VALENCIA 20 Feb. (EUROPA PRESS) -
El vicepresidente y portavoz del Consell valenciano, Vicente Rambla, explicó que la Generalitat no tiene el deber de modificar la postura que ha venido manteniendo con relación a los objetores de su sistema educativo, ni con relación a la asignatura de Educación para la Ciudadanía (EpC), hasta que se produzca un pronunciamiento judicial que le obligue a ello, por referirse a algún supuesto que se encuentre en su ámbito de gestión.
Rambla, que se expresó de esta manera en la rueda de prensa posterior al pleno del Consell sobre las consecuencias de las Sentencias del Tribunal Supremo en relación a la materia Educación para la Ciudadanía y los Derechos Humanos en la comunidad, subrayó que estos fallos no afecta al modo de impartición de la materia en la Comunitat en cuanto a la lengua vehicular recogida en la orden que regula EpC.

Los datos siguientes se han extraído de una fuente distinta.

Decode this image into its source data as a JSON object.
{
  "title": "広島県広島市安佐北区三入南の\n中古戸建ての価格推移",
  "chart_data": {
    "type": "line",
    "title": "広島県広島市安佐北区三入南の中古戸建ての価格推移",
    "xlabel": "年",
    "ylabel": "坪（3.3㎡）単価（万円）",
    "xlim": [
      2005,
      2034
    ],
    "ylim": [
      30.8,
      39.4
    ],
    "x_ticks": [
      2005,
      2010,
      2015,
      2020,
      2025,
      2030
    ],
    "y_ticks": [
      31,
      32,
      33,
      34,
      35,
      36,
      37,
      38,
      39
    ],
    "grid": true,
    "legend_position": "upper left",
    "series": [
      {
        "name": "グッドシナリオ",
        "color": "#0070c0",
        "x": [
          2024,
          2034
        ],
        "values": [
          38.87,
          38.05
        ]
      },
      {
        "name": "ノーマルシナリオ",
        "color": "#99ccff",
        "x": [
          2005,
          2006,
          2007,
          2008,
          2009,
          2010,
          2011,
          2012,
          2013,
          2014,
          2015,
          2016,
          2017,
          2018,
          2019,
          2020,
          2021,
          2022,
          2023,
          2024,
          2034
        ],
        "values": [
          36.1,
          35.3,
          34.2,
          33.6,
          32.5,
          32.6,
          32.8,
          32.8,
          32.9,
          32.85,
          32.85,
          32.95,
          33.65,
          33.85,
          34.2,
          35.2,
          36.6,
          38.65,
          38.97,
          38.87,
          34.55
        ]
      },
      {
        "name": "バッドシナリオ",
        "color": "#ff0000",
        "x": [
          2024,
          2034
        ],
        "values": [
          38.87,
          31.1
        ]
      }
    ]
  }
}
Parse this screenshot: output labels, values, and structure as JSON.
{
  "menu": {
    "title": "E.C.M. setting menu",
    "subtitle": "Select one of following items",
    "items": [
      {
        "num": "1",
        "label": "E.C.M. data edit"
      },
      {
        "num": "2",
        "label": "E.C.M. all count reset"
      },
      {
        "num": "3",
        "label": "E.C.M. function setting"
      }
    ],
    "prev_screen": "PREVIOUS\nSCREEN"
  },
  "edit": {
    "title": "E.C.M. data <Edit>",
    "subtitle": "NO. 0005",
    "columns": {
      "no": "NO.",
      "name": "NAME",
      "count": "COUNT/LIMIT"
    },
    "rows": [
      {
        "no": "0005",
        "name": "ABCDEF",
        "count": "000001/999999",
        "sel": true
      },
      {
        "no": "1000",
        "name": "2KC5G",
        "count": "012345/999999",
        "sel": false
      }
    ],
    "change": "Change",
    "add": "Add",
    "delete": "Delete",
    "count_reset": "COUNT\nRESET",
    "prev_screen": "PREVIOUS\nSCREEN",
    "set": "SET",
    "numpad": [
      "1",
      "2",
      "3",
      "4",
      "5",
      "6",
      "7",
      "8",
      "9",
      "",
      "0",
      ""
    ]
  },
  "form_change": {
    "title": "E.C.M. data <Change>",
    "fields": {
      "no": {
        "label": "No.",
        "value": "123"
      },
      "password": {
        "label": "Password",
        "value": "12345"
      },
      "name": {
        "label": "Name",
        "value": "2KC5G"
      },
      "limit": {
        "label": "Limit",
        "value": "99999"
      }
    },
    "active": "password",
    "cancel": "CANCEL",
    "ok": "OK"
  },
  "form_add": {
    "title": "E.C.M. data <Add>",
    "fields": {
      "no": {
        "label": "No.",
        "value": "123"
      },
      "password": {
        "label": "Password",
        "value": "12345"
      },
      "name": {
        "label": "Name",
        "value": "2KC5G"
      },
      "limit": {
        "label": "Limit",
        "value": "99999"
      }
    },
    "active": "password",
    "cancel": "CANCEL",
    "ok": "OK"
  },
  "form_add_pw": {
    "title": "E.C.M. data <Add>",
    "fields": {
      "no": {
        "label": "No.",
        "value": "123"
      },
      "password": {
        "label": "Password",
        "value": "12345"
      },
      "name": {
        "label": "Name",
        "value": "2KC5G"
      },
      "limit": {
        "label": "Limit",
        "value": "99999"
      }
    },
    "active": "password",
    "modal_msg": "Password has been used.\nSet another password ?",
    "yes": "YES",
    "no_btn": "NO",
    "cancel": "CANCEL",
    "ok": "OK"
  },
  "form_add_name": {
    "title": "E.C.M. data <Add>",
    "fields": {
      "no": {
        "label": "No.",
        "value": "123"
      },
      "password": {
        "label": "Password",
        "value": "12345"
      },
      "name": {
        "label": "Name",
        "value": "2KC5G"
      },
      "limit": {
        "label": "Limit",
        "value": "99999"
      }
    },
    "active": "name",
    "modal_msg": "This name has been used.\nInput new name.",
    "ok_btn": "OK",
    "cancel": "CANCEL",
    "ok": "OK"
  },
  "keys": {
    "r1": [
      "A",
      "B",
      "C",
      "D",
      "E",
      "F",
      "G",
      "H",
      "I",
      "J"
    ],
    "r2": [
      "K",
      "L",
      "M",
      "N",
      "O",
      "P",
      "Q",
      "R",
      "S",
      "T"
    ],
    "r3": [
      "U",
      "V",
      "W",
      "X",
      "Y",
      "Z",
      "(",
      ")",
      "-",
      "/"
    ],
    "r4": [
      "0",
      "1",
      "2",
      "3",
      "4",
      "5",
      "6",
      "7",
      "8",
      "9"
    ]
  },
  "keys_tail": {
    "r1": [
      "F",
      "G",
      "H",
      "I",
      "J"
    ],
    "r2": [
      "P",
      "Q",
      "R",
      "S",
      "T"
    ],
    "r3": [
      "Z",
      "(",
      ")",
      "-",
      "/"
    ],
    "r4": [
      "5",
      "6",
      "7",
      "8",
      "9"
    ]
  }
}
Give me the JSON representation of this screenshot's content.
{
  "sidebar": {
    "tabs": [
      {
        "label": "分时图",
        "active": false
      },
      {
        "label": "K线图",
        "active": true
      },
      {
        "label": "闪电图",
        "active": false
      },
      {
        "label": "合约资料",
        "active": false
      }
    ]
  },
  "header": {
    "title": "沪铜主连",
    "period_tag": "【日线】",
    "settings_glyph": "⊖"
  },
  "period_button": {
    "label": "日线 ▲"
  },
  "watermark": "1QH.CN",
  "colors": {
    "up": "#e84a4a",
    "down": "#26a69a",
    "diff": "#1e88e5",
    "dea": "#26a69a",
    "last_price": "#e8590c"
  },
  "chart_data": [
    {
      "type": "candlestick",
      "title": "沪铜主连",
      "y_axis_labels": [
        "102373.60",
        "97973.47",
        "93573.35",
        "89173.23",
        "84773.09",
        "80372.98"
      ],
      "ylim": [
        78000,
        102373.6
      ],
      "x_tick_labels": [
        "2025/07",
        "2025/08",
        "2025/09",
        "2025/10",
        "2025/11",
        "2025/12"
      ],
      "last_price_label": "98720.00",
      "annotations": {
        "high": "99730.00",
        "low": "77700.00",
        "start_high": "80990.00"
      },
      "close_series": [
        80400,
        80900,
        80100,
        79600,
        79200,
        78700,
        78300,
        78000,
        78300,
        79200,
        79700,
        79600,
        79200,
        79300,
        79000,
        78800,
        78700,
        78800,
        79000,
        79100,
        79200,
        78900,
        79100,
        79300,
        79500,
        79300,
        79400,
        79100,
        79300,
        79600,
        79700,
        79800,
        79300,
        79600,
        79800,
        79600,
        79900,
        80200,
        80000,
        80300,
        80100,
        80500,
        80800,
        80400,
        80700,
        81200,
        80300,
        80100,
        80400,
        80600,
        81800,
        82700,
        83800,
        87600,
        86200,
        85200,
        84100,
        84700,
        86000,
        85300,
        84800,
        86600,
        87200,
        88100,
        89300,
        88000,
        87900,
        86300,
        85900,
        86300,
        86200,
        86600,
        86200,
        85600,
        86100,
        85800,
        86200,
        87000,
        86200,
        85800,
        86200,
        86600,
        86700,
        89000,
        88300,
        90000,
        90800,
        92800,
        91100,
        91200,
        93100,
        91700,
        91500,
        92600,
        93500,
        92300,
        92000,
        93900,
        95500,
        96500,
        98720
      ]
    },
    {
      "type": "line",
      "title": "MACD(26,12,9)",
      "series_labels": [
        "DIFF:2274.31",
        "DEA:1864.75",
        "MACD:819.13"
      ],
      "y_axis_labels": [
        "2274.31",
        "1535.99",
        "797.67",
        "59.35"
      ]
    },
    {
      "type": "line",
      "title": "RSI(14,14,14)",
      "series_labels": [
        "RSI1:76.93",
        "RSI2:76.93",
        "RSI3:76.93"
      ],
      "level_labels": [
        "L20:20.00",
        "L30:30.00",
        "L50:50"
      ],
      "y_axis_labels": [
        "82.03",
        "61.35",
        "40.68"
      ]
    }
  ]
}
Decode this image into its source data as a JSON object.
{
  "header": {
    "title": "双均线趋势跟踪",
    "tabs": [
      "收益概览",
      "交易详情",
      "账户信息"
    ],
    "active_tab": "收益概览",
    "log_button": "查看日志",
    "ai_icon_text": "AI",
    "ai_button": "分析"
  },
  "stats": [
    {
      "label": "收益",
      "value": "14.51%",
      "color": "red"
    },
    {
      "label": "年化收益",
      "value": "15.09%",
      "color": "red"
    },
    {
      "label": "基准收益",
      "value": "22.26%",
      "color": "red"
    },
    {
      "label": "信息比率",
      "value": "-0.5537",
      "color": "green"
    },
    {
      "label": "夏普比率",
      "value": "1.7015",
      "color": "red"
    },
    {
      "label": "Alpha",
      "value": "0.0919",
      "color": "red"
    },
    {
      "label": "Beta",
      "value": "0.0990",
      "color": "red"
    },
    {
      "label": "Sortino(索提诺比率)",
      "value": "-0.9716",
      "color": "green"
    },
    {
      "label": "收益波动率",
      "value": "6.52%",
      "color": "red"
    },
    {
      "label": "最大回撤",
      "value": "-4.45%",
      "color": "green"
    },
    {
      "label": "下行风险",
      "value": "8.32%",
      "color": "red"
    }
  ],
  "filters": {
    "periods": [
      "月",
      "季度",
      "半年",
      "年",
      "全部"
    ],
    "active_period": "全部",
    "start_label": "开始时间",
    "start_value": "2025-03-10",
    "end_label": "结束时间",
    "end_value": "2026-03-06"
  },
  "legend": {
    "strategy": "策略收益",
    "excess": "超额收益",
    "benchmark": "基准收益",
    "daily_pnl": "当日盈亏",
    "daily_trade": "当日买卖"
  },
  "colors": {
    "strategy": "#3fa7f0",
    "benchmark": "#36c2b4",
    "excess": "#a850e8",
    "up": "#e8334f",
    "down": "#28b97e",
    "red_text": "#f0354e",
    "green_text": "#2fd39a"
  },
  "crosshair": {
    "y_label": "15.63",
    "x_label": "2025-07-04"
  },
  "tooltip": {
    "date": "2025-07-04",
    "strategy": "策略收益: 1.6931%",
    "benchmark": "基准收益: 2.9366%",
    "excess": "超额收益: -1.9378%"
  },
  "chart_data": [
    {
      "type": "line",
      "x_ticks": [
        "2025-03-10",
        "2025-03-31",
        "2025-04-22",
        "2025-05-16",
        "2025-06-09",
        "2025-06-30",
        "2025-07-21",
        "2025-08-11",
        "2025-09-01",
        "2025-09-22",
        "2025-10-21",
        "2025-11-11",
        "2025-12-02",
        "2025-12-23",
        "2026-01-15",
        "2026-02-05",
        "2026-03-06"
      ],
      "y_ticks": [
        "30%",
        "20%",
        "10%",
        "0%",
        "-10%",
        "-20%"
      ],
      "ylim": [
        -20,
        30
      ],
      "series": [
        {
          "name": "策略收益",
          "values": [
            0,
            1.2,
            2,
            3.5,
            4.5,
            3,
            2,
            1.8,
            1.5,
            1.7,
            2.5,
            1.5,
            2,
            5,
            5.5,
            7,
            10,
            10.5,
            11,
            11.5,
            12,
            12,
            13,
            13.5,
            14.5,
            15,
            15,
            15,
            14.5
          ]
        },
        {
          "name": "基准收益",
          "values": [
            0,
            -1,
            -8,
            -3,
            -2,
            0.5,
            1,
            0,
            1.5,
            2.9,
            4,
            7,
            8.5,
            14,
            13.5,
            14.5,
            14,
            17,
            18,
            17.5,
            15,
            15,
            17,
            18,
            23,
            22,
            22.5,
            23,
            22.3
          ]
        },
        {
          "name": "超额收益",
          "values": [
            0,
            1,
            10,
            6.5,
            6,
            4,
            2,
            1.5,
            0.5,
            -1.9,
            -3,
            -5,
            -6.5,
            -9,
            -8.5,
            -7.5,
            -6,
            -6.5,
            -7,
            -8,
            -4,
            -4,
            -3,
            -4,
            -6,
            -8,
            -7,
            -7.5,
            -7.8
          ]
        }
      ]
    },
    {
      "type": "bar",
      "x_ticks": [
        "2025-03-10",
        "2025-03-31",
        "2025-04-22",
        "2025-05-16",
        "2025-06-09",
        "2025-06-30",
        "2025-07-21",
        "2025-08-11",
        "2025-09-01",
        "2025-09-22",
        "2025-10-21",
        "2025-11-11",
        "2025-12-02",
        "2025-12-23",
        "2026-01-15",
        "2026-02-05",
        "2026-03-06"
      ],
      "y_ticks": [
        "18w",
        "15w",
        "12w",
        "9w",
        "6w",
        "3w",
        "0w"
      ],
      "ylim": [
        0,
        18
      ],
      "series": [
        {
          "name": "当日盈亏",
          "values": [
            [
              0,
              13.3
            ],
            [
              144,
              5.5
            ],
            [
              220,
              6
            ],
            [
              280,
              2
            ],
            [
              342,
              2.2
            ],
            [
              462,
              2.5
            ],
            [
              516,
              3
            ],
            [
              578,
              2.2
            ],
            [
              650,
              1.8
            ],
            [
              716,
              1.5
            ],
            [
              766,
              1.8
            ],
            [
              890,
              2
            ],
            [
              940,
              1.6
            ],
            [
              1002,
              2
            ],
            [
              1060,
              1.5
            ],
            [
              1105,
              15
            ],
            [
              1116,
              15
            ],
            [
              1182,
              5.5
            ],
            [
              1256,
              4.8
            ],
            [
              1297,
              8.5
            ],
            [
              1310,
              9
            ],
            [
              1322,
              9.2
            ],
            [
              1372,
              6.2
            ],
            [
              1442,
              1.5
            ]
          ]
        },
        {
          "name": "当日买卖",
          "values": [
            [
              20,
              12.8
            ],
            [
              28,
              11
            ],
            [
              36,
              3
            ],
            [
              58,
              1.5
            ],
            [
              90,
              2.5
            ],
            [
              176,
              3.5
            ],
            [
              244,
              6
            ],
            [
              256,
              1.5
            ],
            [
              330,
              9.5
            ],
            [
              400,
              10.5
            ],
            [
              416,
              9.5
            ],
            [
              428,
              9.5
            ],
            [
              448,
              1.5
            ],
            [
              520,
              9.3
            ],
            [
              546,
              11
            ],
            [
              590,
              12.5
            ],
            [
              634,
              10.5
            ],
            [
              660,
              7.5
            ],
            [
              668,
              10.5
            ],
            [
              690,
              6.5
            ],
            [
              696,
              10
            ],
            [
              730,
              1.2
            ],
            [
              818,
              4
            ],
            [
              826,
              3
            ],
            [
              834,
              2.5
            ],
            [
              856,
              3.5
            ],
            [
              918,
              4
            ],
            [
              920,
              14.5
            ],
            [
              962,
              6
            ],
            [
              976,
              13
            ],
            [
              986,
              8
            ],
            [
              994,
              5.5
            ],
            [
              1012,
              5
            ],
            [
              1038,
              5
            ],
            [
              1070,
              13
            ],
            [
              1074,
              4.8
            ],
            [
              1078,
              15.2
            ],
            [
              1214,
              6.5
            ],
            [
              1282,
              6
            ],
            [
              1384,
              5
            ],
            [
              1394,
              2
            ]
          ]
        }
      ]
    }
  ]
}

El portavoz del Consell apuntó que las sentencias analizadas no se refieren a alumnos valencianos y, por tanto, no les afecta porque éstos han recurrido al Tribunal Superior de Justicia de la Comunidad Valenciana que hasta la fecha no ha emitido sentencia.
Asimismo, la Generalitat va a continuar aplicando la normativa vigente de la Orden de 10 de Junio de 2008 por la que se establecen formas de organización pedagógica para impartir la materia Educación para la Ciudadanía y los derechos humanos en ESO.
Así, en el informe, realizado por los servicios jurídicos de Educación, se señalan una serie de conclusiones entre las que destaca que la actuación del Estado en materia educativa tiene como límite la proscripción de adoctrinamiento que sobre él pesa por la neutralidad ideológica a que viene obligado.
Por ello, será exigible una posición de neutralidad por parte del poder público cuando se esté ante valores distintos de los derechos fundamentales reconocidos en la Constitución (artículos 16.1 y 27.3). Estos otros valores deberán ser expuestos de manera rigurosamente objetiva, con la exclusiva finalidad de instruir o informar sobre el pluralismo realmente existente en la sociedad acerca de determinadas cuestiones que son objeto de polémica.
Sin embargo, dentro del espacio propio de lo que sean planteamientos ideológicos, religiosos y morales individuales, en los que existan diferencias y debates sociales, la enseñanza se debe limitar a exponerlos e informar sobre ellos con neutralidad, sin ningún adoctrinamiento, para, de esta forma, respetar el espacio de libertad consustancial a la convivencia constitucional. También se concluye del contenido de las sentencias que el deber jurídico de cursar la materia EpC es un deber jurídico válido.
Las sentencias insisten en que el hecho de que la materia EpC sea ajustada a derecho y que el deber jurídico de cursarla sea válido no autoriza a la Administración educativa --ni tampoco a los centros docentes, ni a los concretos profesores-- a imponer o inculcar, ni siquiera de manera indirecta, puntos de vista determinados sobre cuestiones morales que en la sociedad española son controvertidas.
Cuando las normas reguladoras de los contenidos así como, en particular, cuando proyectos, textos o explicaciones incurran en propósitos desviados de los fines de la educación, ese derecho fundamental de los padres, reconocido en el art 27.3 CE, les hace acreedores de la tutela judicial efectiva, preferente y sumaria que han de prestarles los Tribunales de lo Contencioso Administrativo, los cuales habrán de utilizar decididamente, cuando proceda, las medidas cautelares previstas en la Ley de la Jurisdicción para asegurar que no pierdan su finalidad legítima los recursos que se interpongan.
Por último, Rambla pidió un esfuerzo de diálogo al Gobierno central y que se reúna con la comunidad educativa y con las comunidades autónomas, para alcanzar un pacto sobre unos nuevos contenidos que eviten cualquier adoctrinamiento que pueda transgredir la libertad de los padres.